Et les morceaux progressent, l'oud et le piano semblent se rapprocher, des rythmes naissent, des échos de l'un à l'autre encadrés par de longues vibrations de batterie.
Ca s'amplifie, ça rebondit, ça monte, ça sonne, ça me scotche sur mon siège. Les instruments sont amplifiés, un gros son remplit l'obscurité de la salle de concert, un gros son qui fait trembler les murs, qui me résonne dans la poitrine. C'est du jazz, ça? Ces grosses vibrations, ces échos piquants d'oud et de piano? Si ça c'est du jazz, alors je veux bien écouter du jazz toute ma vie!
Pourquoi est-ce qu'on ne peut pas arracher les chaises? Pourquoi est-ce qu'on ne peut pas secouer la tête gros un gros fan de Nirvana?
Les morceaux défilent, rapides ou calmes, gais ou mélancoliques, introduits avec humour par Abou Khalil qui, à ce seul moment, paraît se détacher un peu de son instrument.

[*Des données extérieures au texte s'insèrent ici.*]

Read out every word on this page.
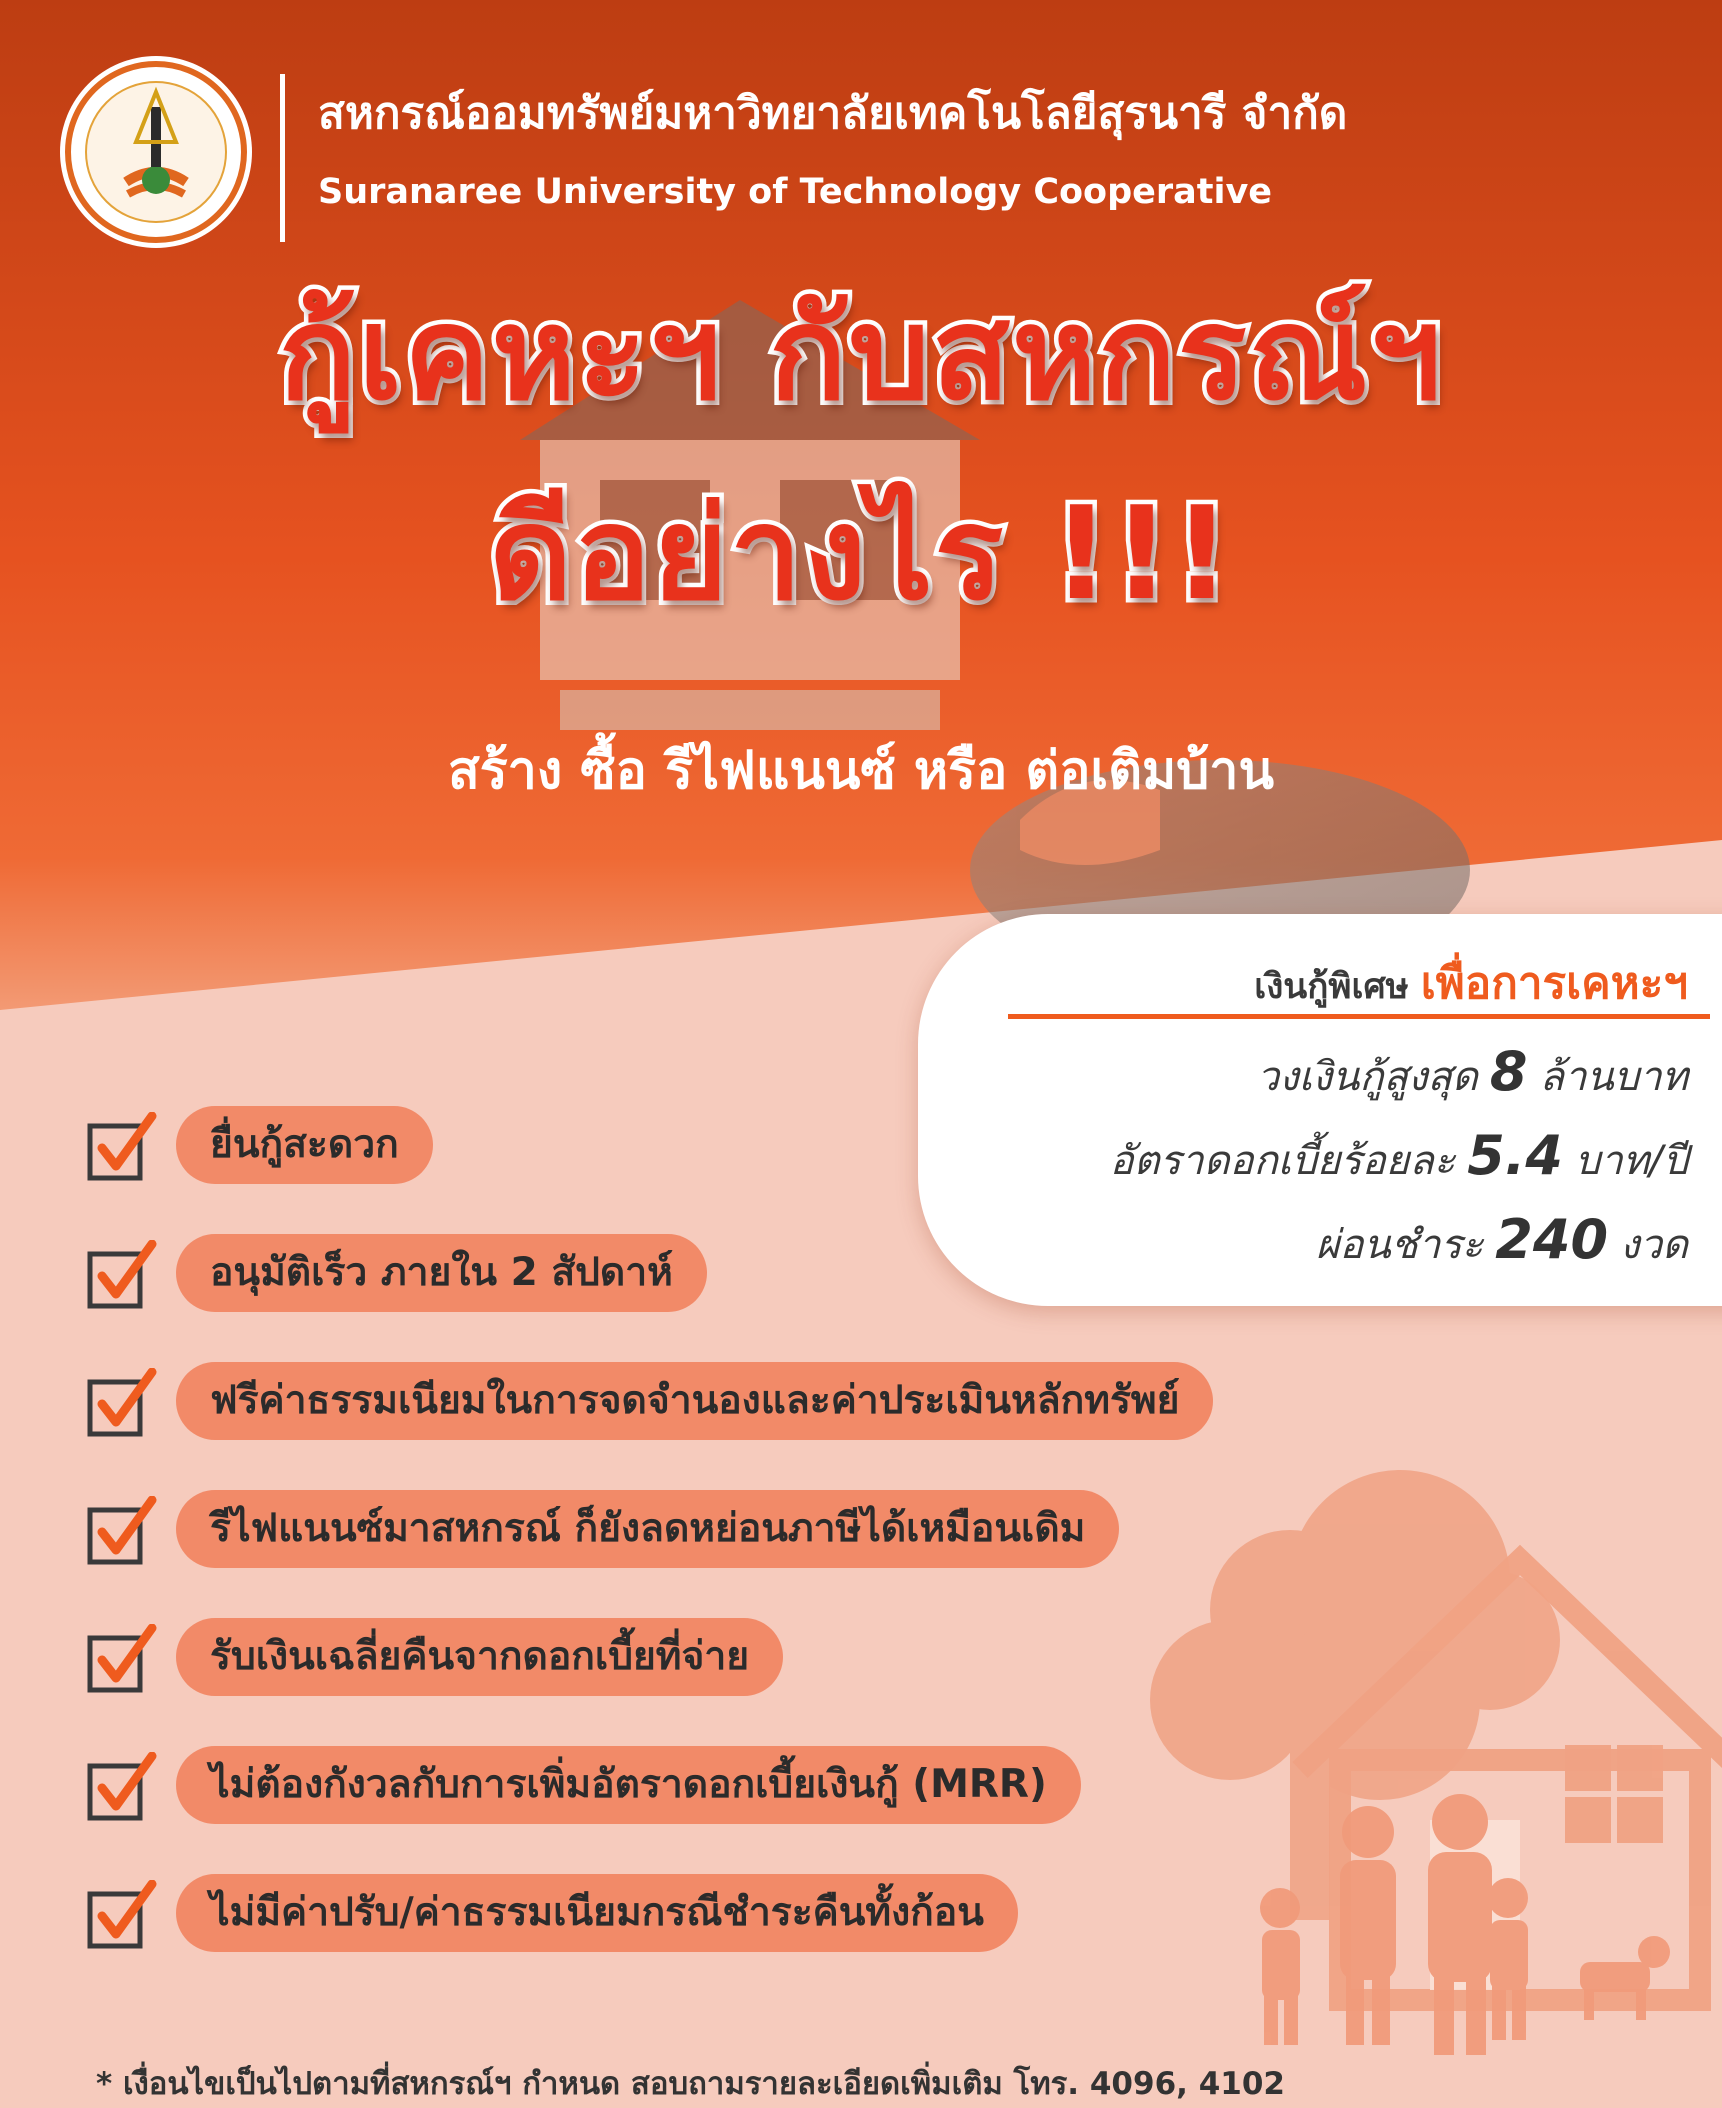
สหกรณ์ออมทรัพย์มหาวิทยาลัยเทคโนโลยีสุรนารี จำกัด
Suranaree University of Technology Cooperative
กู้เคหะฯ กับสหกรณ์ฯ
ดีอย่างไร !!!
สร้าง ซื้อ รีไฟแนนซ์ หรือ ต่อเติมบ้าน
เงินกู้พิเศษ เพื่อการเคหะฯ
วงเงินกู้สูงสุด 8 ล้านบาท
อัตราดอกเบี้ยร้อยละ 5.4 บาท/ปี
ผ่อนชำระ 240 งวด
ยื่นกู้สะดวก
อนุมัติเร็ว ภายใน 2 สัปดาห์
ฟรีค่าธรรมเนียมในการจดจำนองและค่าประเมินหลักทรัพย์
รีไฟแนนซ์มาสหกรณ์ ก็ยังลดหย่อนภาษีได้เหมือนเดิม
รับเงินเฉลี่ยคืนจากดอกเบี้ยที่จ่าย
ไม่ต้องกังวลกับการเพิ่มอัตราดอกเบี้ยเงินกู้ (MRR)
ไม่มีค่าปรับ/ค่าธรรมเนียมกรณีชำระคืนทั้งก้อน
* เงื่อนไขเป็นไปตามที่สหกรณ์ฯ กำหนด สอบถามรายละเอียดเพิ่มเติม โทร. 4096, 4102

Moi, je suis conquis, séduit, j'oublie tout, je plonge dans une grande vibration syncopée. Cecci aime aussi, on se serre très fort pour écouter, je ressors tout rêveur et planant sur le boulevard. Waow.


Bien sûr, j'ai acheté le disque en sortant de la salle. Petite déception, il est tout en finesse, subtilité et discrétion, quand le concert passait en force. Encore de la musique trop compliquée pour moi. Mais je l'écouterai avec plaisir, en me souvenant de ces moments possédés.